I serpenti succhiano il latte?

Si credeva, un tempo, che i serpenti succhiassero il latte dalle mammelle delle mamme e che, perciò, il bambino deperisse giorno per giorno, diventando rachitico.

Va tenuto presente che, un tempo, le case, generalmente monolocali, erano facili ad essere invase da topi, serpenti e altri animali, che passavano attraverso i tanti buchi esistenti in più punti.

Si raccontava che i serpenti entrassero di notte nelle misere abitazioni.

Mentre le mamme dormivano, con accanto il figlioletto, i temuti serpenti succhiavano il latte dalla mammella e, a evitare che il piccolo vagisse e le svegliasse gli ponevano la coda in bocca, come tettarella.

Era necessario, perciò, accorgersi dell’intrusione. Si aveva cura, allora, di porre una riga di cenere sulla parte interna del davanzale dell’unica fenestrella e lungo la soglia della porta. Se il serpente malefico vi fosse passato sopra se ne sarebbe rilevata la traccia, per avvenuta interruzione.

I pastori, da parte loro, sostenevano che vi fosse un serpente capace di succhiare il latte dalle mammelle dei loro animali, particolarmente da quelle delle vacche. Lo denominavano ‘Mpastura vacchi (impastoia vacche), perché, come raccontavano, questo serpente si attaccava alle gambe delle bestie e, delicatamente, eseguiva l’operazione anzidetta.

– Qual è la denominazione in italiano di tale serpente? -, vi chiederete?

È il cervone. È lungo circa un metro e mezzo. Ha dorso color grigio fulvo con quattro file di macchie nere. La parte che striscia ha colore bruno con piccole macchie nere. Vive in luoghi asciutti. È facile ad addomesticarsi, ritenendolo portafortuna.

Giuseppe Genè che confuta la credenza scrive: “cominciamo dal negare che i serpenti amino ed appetiscano il latte a ciò indotti dal risultamento di molte e molte prove da noi fatte con ogni possibile diligenza”.

Il citato autore stabilito, per aver effettuato esperimenti, che il serpente non è ghiotto di latte come si asserisce, precisa, ancora: “Le bisce, siccome animali che traspirano pochissimo, sentono rarissimamente e debolmente la sete; è dunque improbabile che spingansi a quell’atto per dissetarsi. Se invece lo fanno per soddisfare la fame avranno piuttosto il capezzolo di mira che non il latte che vi si contiene”.

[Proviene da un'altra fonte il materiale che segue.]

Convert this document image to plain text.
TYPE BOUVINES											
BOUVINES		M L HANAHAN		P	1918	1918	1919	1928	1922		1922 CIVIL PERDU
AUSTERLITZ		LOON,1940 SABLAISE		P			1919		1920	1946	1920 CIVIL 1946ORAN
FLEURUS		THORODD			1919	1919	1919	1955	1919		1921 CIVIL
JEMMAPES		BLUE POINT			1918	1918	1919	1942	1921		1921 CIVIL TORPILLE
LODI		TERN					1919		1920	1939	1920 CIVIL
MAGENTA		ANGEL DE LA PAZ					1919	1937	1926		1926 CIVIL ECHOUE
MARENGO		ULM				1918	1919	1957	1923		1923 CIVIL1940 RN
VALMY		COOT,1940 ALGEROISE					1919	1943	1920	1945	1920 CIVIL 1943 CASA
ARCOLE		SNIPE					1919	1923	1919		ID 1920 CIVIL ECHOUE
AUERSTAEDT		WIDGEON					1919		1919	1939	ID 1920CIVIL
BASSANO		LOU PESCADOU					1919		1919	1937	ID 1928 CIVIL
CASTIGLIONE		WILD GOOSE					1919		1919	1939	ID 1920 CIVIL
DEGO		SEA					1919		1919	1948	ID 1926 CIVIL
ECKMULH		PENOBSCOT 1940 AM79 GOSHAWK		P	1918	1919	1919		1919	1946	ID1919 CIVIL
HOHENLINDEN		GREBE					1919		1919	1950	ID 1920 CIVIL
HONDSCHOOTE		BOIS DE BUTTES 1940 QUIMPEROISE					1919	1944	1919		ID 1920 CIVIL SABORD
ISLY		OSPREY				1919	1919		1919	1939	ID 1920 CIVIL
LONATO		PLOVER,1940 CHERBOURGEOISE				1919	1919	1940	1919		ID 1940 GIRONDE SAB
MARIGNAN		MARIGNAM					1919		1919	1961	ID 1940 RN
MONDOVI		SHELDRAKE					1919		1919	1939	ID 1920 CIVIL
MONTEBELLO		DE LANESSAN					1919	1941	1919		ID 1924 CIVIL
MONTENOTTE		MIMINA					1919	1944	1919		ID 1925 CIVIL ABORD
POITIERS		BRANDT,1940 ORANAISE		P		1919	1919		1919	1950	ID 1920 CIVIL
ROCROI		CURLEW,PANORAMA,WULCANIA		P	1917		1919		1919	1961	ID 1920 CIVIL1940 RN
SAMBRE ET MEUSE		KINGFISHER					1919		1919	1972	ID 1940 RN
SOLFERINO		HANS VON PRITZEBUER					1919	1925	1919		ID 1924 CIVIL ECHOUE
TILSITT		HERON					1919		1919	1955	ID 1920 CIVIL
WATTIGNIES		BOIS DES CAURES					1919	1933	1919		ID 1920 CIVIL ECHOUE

V’è dell’altro, però, secondo il citato autore.

A questi animali è impossibile il poppare: “che l’azione del poppare sia fisicamente impossibile ai serpenti, lo dimostrano la struttura generale delle parti della bocca e il modo e le vie della respirazione. Il vuoto non può farsi nella cavità della bocca di questi animali per la mancanza di labbra carnose, per la soverchia brevità del tragitto delle nari, pel difetto di un velo al palato e per quello di una epiglottide sull’ingresso della trachea. I denti poi essendo curvati, a punta acuta, e rivolti all’indietro fanno bensì e molto utilmente, l’ufficio d’uncini per rattenere la preda vivente, ma nell’azione del poppare, aderirebbero sì fortemente al capezzolo della vacca e tanto vi penetrerebbero da non essere più in balia del serpente medesimo il distaccarsene”.

Le madri, perciò, avrebbero dovuto ricercare la causa del rachitismo dei loro figli in qualcos’altro e i vaccari avrebbero dovuto capire che quel serpente cercava altro e non il latte.

Le convinzioni, ripetute e trasmesse dagli anziani, però, difficilmente si potevano smentire e pochi erano in grado di legge e difficilissimo era il poter consultare il raro saggio del Genè.

Ancora oggi, perciò, qualche anziano/a continua a raccontare quanto si è riportato e smentito.